Aus dem so verstandenen Subjektivismus geht hervor, dass jegliche Werthaftigkeit aus dem Handeln (und den darin eingegangenen subjektiven Ingredienzen) zu verstehen ist – und nicht umgekehrt. Aus diesem Grund ist der jahrtausendealte und immer wieder erneuerte Versuch, das menschliche Handeln von objektiver Wertwarte her zu normieren, theoretisch hohl. Aber da der marode Wertobjektivismus in der Ethik und in der politischen Philosophie nach wie vor dominiert, ist das disruptive Potential des Mises’schen Denkens noch längst nicht ausgereizt. (Nur erwähnt sei, dass ein solcher Subjektivismus nicht nur die skizzierte destruktive Seite hat: Er erlaubt durchaus, so etwas wie echte Verbindlichkeit, an der uns aus moralischen und juristischen Gründen liegt, theoretisch zu fundieren; aber wir werden uns daran gewöhnen müssen, Verbindlichkeit nicht mehr objektivistisch zu denken – hier liegt noch ein reiches philosophisches Betätigungsfeld.)

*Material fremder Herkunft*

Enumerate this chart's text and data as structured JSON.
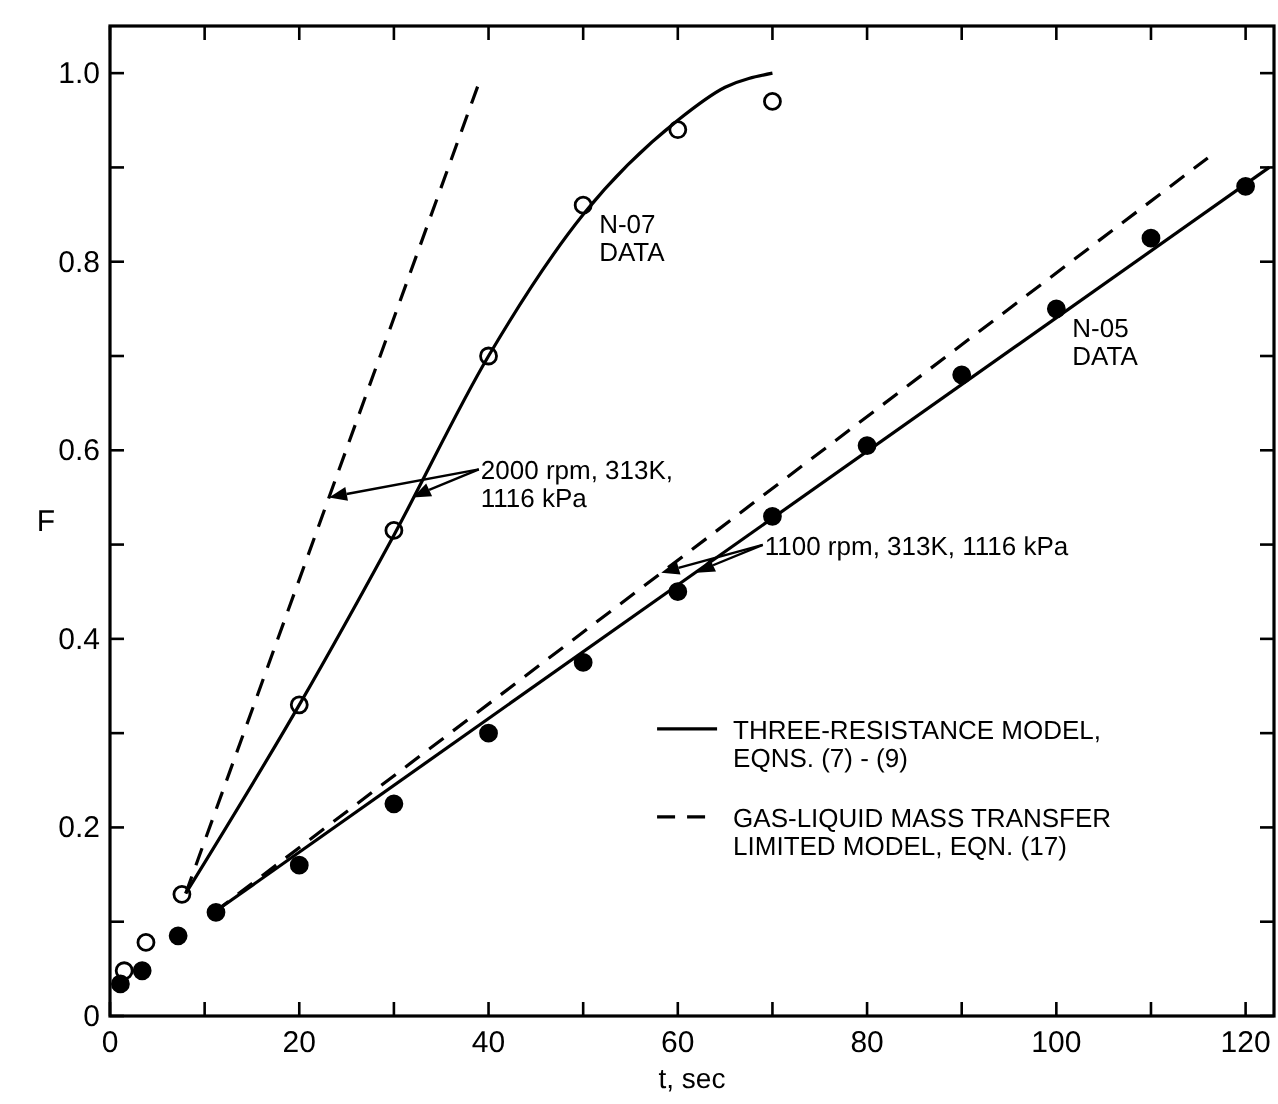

Sie werden es mir verzeihen, wenn ich sage: Ich war wirklich sehr beeindruckt von Ihrem Vorwort zur deutschen Übersetzung von Mises’s Buch „Theorie und Geschichte. Eine Interpretation sozialer und wirtschaftlicher Entwicklung“, das 2014 erschienen ist; ich habe es mehrere Male genau studiert. Es steht da nun auf der zweiten Seite des Buches „Mit einer Hinführung von Rolf W. Puster“, und Ihr Vorwort haben Sie bescheiden benannt „Dualismen und ihre Hintergründe“. Als ich Ihre Ausführungen gelesen habe, habe ich verstanden: Ja richtig, Mises hat die vielgesuchte, die unumstößliche theoretische Grundlage der Freiheit des Menschen rationalisiert, hat sie klipp und klar formuliert. Überhöhe ich damit Mises oder Ihre Schrift?

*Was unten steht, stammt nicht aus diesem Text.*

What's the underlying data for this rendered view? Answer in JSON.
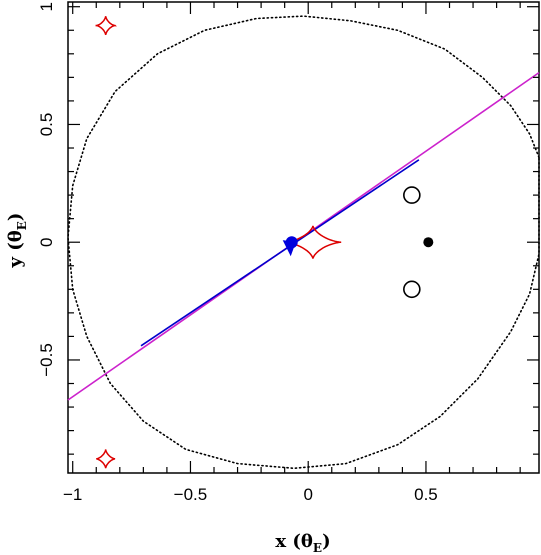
{
  "chart_data": {
    "type": "scatter",
    "title": "",
    "xlabel": {
      "main": "x (θ",
      "sub": "E",
      "close": ")"
    },
    "ylabel": {
      "main": "y (θ",
      "sub": "E",
      "close": ")"
    },
    "xlim": [
      -1.02,
      0.98
    ],
    "ylim": [
      -0.98,
      1.02
    ],
    "x_ticks": [
      {
        "value": -1,
        "label": "−1"
      },
      {
        "value": -0.5,
        "label": "−0.5"
      },
      {
        "value": 0,
        "label": "0"
      },
      {
        "value": 0.5,
        "label": "0.5"
      }
    ],
    "y_ticks": [
      {
        "value": -0.5,
        "label": "−0.5"
      },
      {
        "value": 0,
        "label": "0"
      },
      {
        "value": 0.5,
        "label": "0.5"
      },
      {
        "value": 1,
        "label": "1"
      }
    ],
    "grid": false,
    "critical_curve": {
      "style": "dotted",
      "color": "#000000",
      "points": [
        [
          0.98,
          0.36
        ],
        [
          0.94,
          0.46
        ],
        [
          0.86,
          0.58
        ],
        [
          0.74,
          0.7
        ],
        [
          0.58,
          0.82
        ],
        [
          0.38,
          0.9
        ],
        [
          0.18,
          0.94
        ],
        [
          -0.02,
          0.96
        ],
        [
          -0.22,
          0.95
        ],
        [
          -0.44,
          0.9
        ],
        [
          -0.64,
          0.8
        ],
        [
          -0.82,
          0.64
        ],
        [
          -0.94,
          0.44
        ],
        [
          -1.0,
          0.24
        ],
        [
          -1.02,
          0.02
        ],
        [
          -1.0,
          -0.2
        ],
        [
          -0.94,
          -0.4
        ],
        [
          -0.84,
          -0.6
        ],
        [
          -0.7,
          -0.76
        ],
        [
          -0.52,
          -0.88
        ],
        [
          -0.3,
          -0.94
        ],
        [
          -0.06,
          -0.96
        ],
        [
          0.16,
          -0.94
        ],
        [
          0.38,
          -0.86
        ],
        [
          0.56,
          -0.74
        ],
        [
          0.72,
          -0.58
        ],
        [
          0.86,
          -0.38
        ],
        [
          0.94,
          -0.22
        ],
        [
          0.98,
          -0.05
        ]
      ]
    },
    "trajectory_magenta": {
      "color": "#cc22cc",
      "x": [
        -1.02,
        0.98
      ],
      "y": [
        -0.67,
        0.72
      ]
    },
    "trajectory_blue": {
      "color": "#0000cc",
      "x": [
        -0.71,
        0.47
      ],
      "y": [
        -0.44,
        0.35
      ]
    },
    "caustics": [
      {
        "color": "#dd0000",
        "cx": 0.02,
        "cy": 0.0,
        "rx": 0.12,
        "ry": 0.07
      },
      {
        "color": "#dd0000",
        "cx": -0.86,
        "cy": 0.92,
        "rx": 0.04,
        "ry": 0.04
      },
      {
        "color": "#dd0000",
        "cx": -0.86,
        "cy": -0.92,
        "rx": 0.04,
        "ry": 0.04
      }
    ],
    "source_star": {
      "color": "#0000dd",
      "x": -0.07,
      "y": 0.0,
      "size": 0.03
    },
    "lens_filled": {
      "x": 0.51,
      "y": 0.0
    },
    "lens_open": [
      {
        "x": 0.44,
        "y": 0.2
      },
      {
        "x": 0.44,
        "y": -0.2
      }
    ]
  }
}
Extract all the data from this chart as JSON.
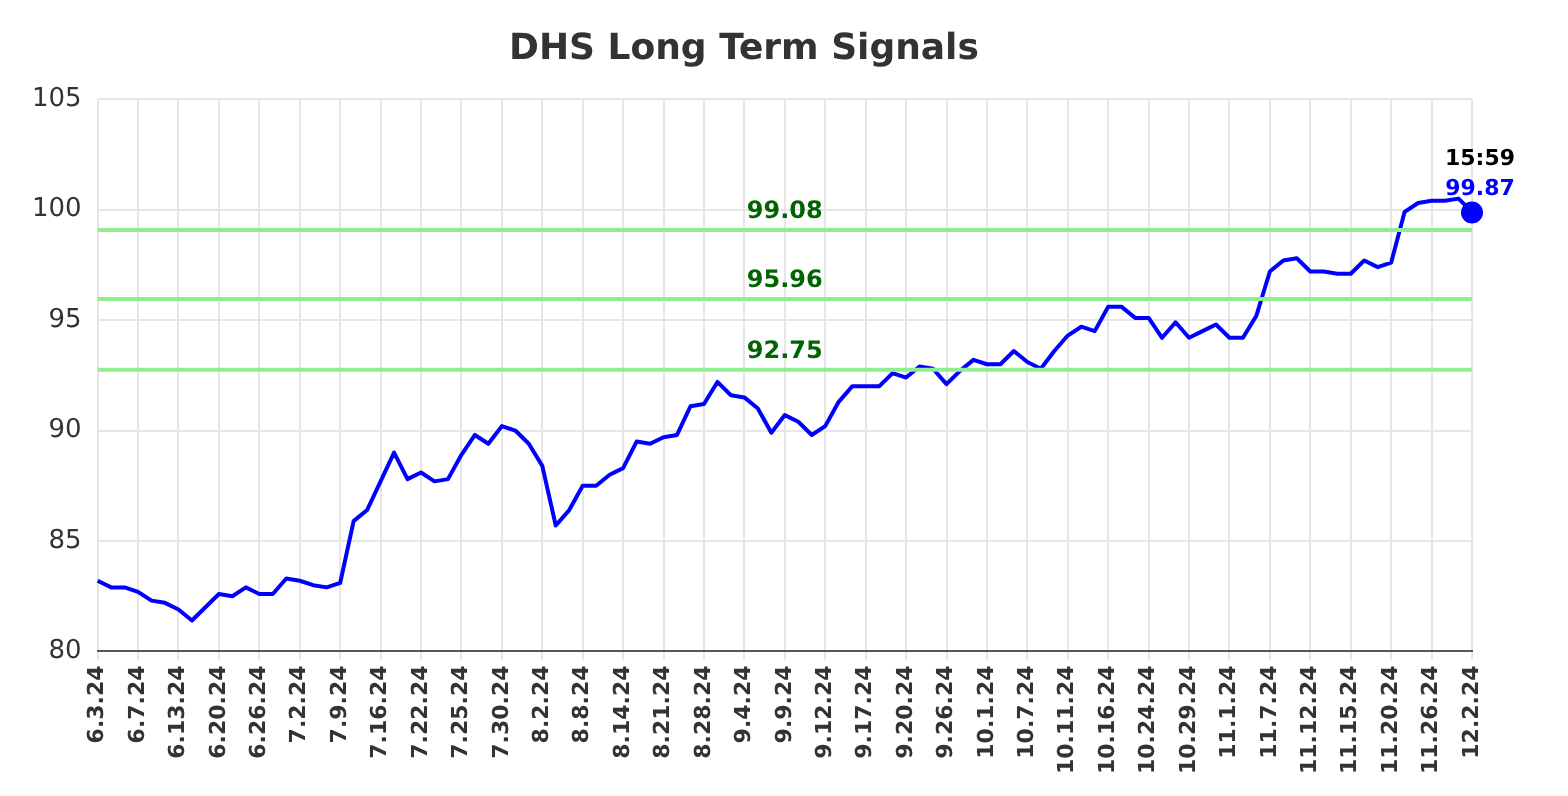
{
  "chart_data": {
    "type": "line",
    "title": "DHS Long Term Signals",
    "categories": [
      "6.3.24",
      null,
      null,
      "6.7.24",
      null,
      null,
      "6.13.24",
      null,
      null,
      "6.20.24",
      null,
      null,
      "6.26.24",
      null,
      null,
      "7.2.24",
      null,
      null,
      "7.9.24",
      null,
      null,
      "7.16.24",
      null,
      null,
      "7.22.24",
      null,
      null,
      "7.25.24",
      null,
      null,
      "7.30.24",
      null,
      null,
      "8.2.24",
      null,
      null,
      "8.8.24",
      null,
      null,
      "8.14.24",
      null,
      null,
      "8.21.24",
      null,
      null,
      "8.28.24",
      null,
      null,
      "9.4.24",
      null,
      null,
      "9.9.24",
      null,
      null,
      "9.12.24",
      null,
      null,
      "9.17.24",
      null,
      null,
      "9.20.24",
      null,
      null,
      "9.26.24",
      null,
      null,
      "10.1.24",
      null,
      null,
      "10.7.24",
      null,
      null,
      "10.11.24",
      null,
      null,
      "10.16.24",
      null,
      null,
      "10.24.24",
      null,
      null,
      "10.29.24",
      null,
      null,
      "11.1.24",
      null,
      null,
      "11.7.24",
      null,
      null,
      "11.12.24",
      null,
      null,
      "11.15.24",
      null,
      null,
      "11.20.24",
      null,
      null,
      "11.26.24",
      null,
      null,
      "12.2.24"
    ],
    "series": [
      {
        "color": "#0000ff",
        "values": [
          83.2,
          82.9,
          82.9,
          82.7,
          82.3,
          82.2,
          81.9,
          81.4,
          82.0,
          82.6,
          82.5,
          82.9,
          82.6,
          82.6,
          83.3,
          83.2,
          83.0,
          82.9,
          83.1,
          85.9,
          86.4,
          87.7,
          89.0,
          87.8,
          88.1,
          87.7,
          87.8,
          88.9,
          89.8,
          89.4,
          90.2,
          90.0,
          89.4,
          88.4,
          85.7,
          86.4,
          87.5,
          87.5,
          88.0,
          88.3,
          89.5,
          89.4,
          89.7,
          89.8,
          91.1,
          91.2,
          92.2,
          91.6,
          91.5,
          91.0,
          89.9,
          90.7,
          90.4,
          89.8,
          90.2,
          91.3,
          92.0,
          92.0,
          92.0,
          92.6,
          92.4,
          92.9,
          92.8,
          92.1,
          92.7,
          93.2,
          93.0,
          93.0,
          93.6,
          93.1,
          92.8,
          93.6,
          94.3,
          94.7,
          94.5,
          95.6,
          95.6,
          95.1,
          95.1,
          94.2,
          94.9,
          94.2,
          94.5,
          94.8,
          94.2,
          94.2,
          95.2,
          97.2,
          97.7,
          97.8,
          97.2,
          97.2,
          97.1,
          97.1,
          97.7,
          97.4,
          97.6,
          99.9,
          100.3,
          100.4,
          100.4,
          100.5,
          99.9
        ]
      },
      {
        "type": "scatter",
        "marker": "circle",
        "color": "#0000ff",
        "x": [
          "12.2.24"
        ],
        "values": [
          99.87
        ],
        "value_labels": [
          "99.87"
        ]
      }
    ],
    "ylim": [
      80,
      105
    ],
    "yticks": [
      80,
      85,
      90,
      95,
      100,
      105
    ],
    "grid": true,
    "legend": false,
    "marker": "none",
    "ref_lines": [
      {
        "axis": "y",
        "value": 99.08,
        "label": "99.08",
        "color": "#90ee90"
      },
      {
        "axis": "y",
        "value": 95.96,
        "label": "95.96",
        "color": "#90ee90"
      },
      {
        "axis": "y",
        "value": 92.75,
        "label": "92.75",
        "color": "#90ee90"
      }
    ],
    "annotations": [
      {
        "text": "15:59",
        "x": "12.2.24",
        "y": 99.87
      }
    ]
  }
}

In jenem Vorwort habe ich mich darum bemüht, dem Mises’schen Werk aus philosophischer Warte einige bislang wenig beachtete Aspekte abzugewinnen und es auch stärker als üblich wissenschaftsgeschichtlich einzuordnen. Wenn ausgewiesene Mises-Kenner wie Sie das instruktiv finden, freut mich das natürlich. Dabei profitiere ich allerdings davon, dass die wissenschaftliche Arbeitsteilung in der Mises-Exegese etwas ökonomielastig ist und dass die philosophische Durchdringung seiner Schriften noch am Anfang steht. Ich habe also allen Grund, meine eigenen Verdienste nur sehr bescheiden zu veranschlagen.

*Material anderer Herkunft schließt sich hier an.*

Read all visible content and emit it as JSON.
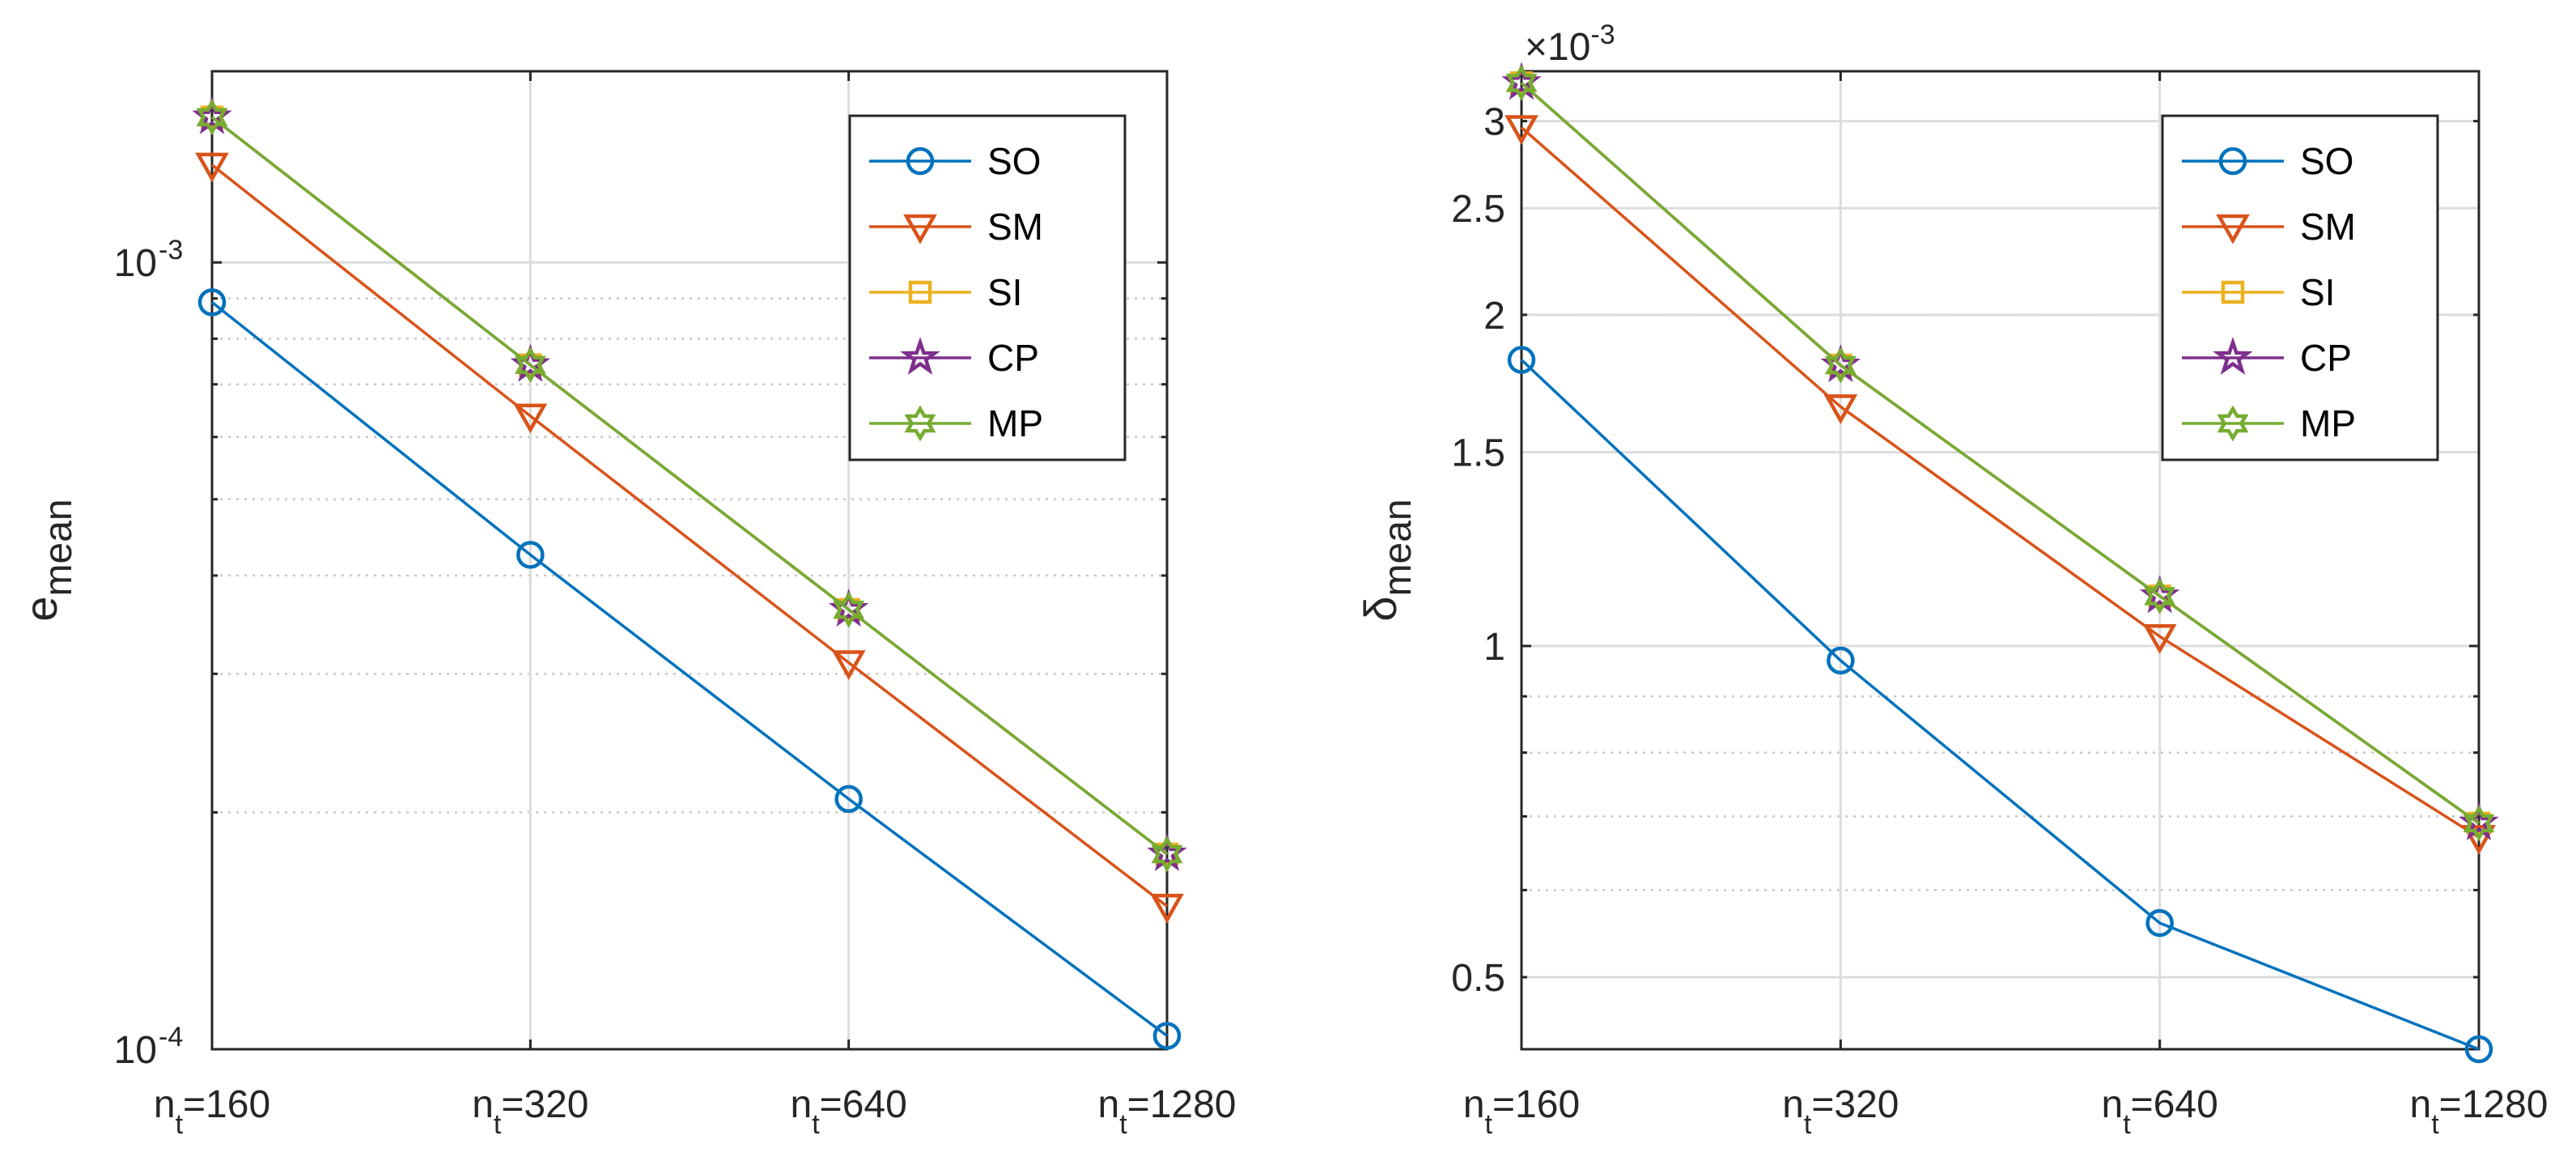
{
  "colors": {
    "SO": "#0072BD",
    "SM": "#D95319",
    "SI": "#EDB120",
    "CP": "#7E2F8E",
    "MP": "#77AC30",
    "axis": "#262626",
    "grid": "#DCDCDC",
    "minor_grid": "#C8C8C8"
  },
  "chart_data": [
    {
      "type": "line",
      "yscale": "log",
      "ylim": [
        0.0001,
        0.00175
      ],
      "ylabel": "e",
      "ylabel_sub": "mean",
      "categories": [
        {
          "base": "n",
          "sub": "t",
          "rest": "=160"
        },
        {
          "base": "n",
          "sub": "t",
          "rest": "=320"
        },
        {
          "base": "n",
          "sub": "t",
          "rest": "=640"
        },
        {
          "base": "n",
          "sub": "t",
          "rest": "=1280"
        }
      ],
      "yticks": [
        {
          "value": 0.0001,
          "base": "10",
          "exp": "-4"
        },
        {
          "value": 0.001,
          "base": "10",
          "exp": "-3"
        }
      ],
      "grid": true,
      "legend_position": "top-right",
      "series": [
        {
          "name": "SO",
          "marker": "circle",
          "values": [
            0.00089,
            0.000425,
            0.000208,
            0.000104
          ]
        },
        {
          "name": "SM",
          "marker": "triangle-down",
          "values": [
            0.00133,
            0.000638,
            0.00031,
            0.000152
          ]
        },
        {
          "name": "SI",
          "marker": "square",
          "values": [
            0.00153,
            0.000741,
            0.000362,
            0.000177
          ]
        },
        {
          "name": "CP",
          "marker": "pentagram",
          "values": [
            0.00153,
            0.000741,
            0.000362,
            0.000177
          ]
        },
        {
          "name": "MP",
          "marker": "hexagram",
          "values": [
            0.00153,
            0.000741,
            0.000362,
            0.000177
          ]
        }
      ]
    },
    {
      "type": "line",
      "yscale": "log",
      "ylim": [
        0.00043,
        0.00333
      ],
      "ylabel": "δ",
      "ylabel_sub": "mean",
      "multiplier": {
        "base": "×10",
        "exp": "-3"
      },
      "categories": [
        {
          "base": "n",
          "sub": "t",
          "rest": "=160"
        },
        {
          "base": "n",
          "sub": "t",
          "rest": "=320"
        },
        {
          "base": "n",
          "sub": "t",
          "rest": "=640"
        },
        {
          "base": "n",
          "sub": "t",
          "rest": "=1280"
        }
      ],
      "yticks": [
        {
          "value": 0.0005,
          "label": "0.5"
        },
        {
          "value": 0.001,
          "label": "1"
        },
        {
          "value": 0.0015,
          "label": "1.5"
        },
        {
          "value": 0.002,
          "label": "2"
        },
        {
          "value": 0.0025,
          "label": "2.5"
        },
        {
          "value": 0.003,
          "label": "3"
        }
      ],
      "grid": true,
      "legend_position": "top-right",
      "series": [
        {
          "name": "SO",
          "marker": "circle",
          "values": [
            0.00182,
            0.00097,
            0.00056,
            0.00043
          ]
        },
        {
          "name": "SM",
          "marker": "triangle-down",
          "values": [
            0.00296,
            0.00165,
            0.00102,
            0.00067
          ]
        },
        {
          "name": "SI",
          "marker": "square",
          "values": [
            0.00325,
            0.0018,
            0.00111,
            0.00069
          ]
        },
        {
          "name": "CP",
          "marker": "pentagram",
          "values": [
            0.00325,
            0.0018,
            0.00111,
            0.00069
          ]
        },
        {
          "name": "MP",
          "marker": "hexagram",
          "values": [
            0.00325,
            0.0018,
            0.00111,
            0.00069
          ]
        }
      ]
    }
  ]
}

Ganz anders bei Mises. Seine Verdienste für eine umfassende und tragfähige Theorie der Freiheit sind als Pionierarbeit kaum zu überschätzen. Das heißt freilich weder, dass Mises unfehlbar war, noch, dass es ihm vergönnt war, seine Pionierarbeit abzuschließen. Ich habe in mein Vorwort ja einige durchaus kritische Hinweise darauf eingestreut, dass er uns sowohl unverlierbare, epochale Einsichten als auch (vermehrt in seinen Arbeiten nach der „Nationalökonomie“) einige Wegweiser hinterlassen hat, denen wir besser nicht folgen. Dessen ungeachtet würde ich Mises selbst nach den Maßstäben der europäischen Philosophiegeschichte zu den wirklich großen Denkern zählen, wohl wissend, dass von ihnen keiner vor Irrtümern gefeit war.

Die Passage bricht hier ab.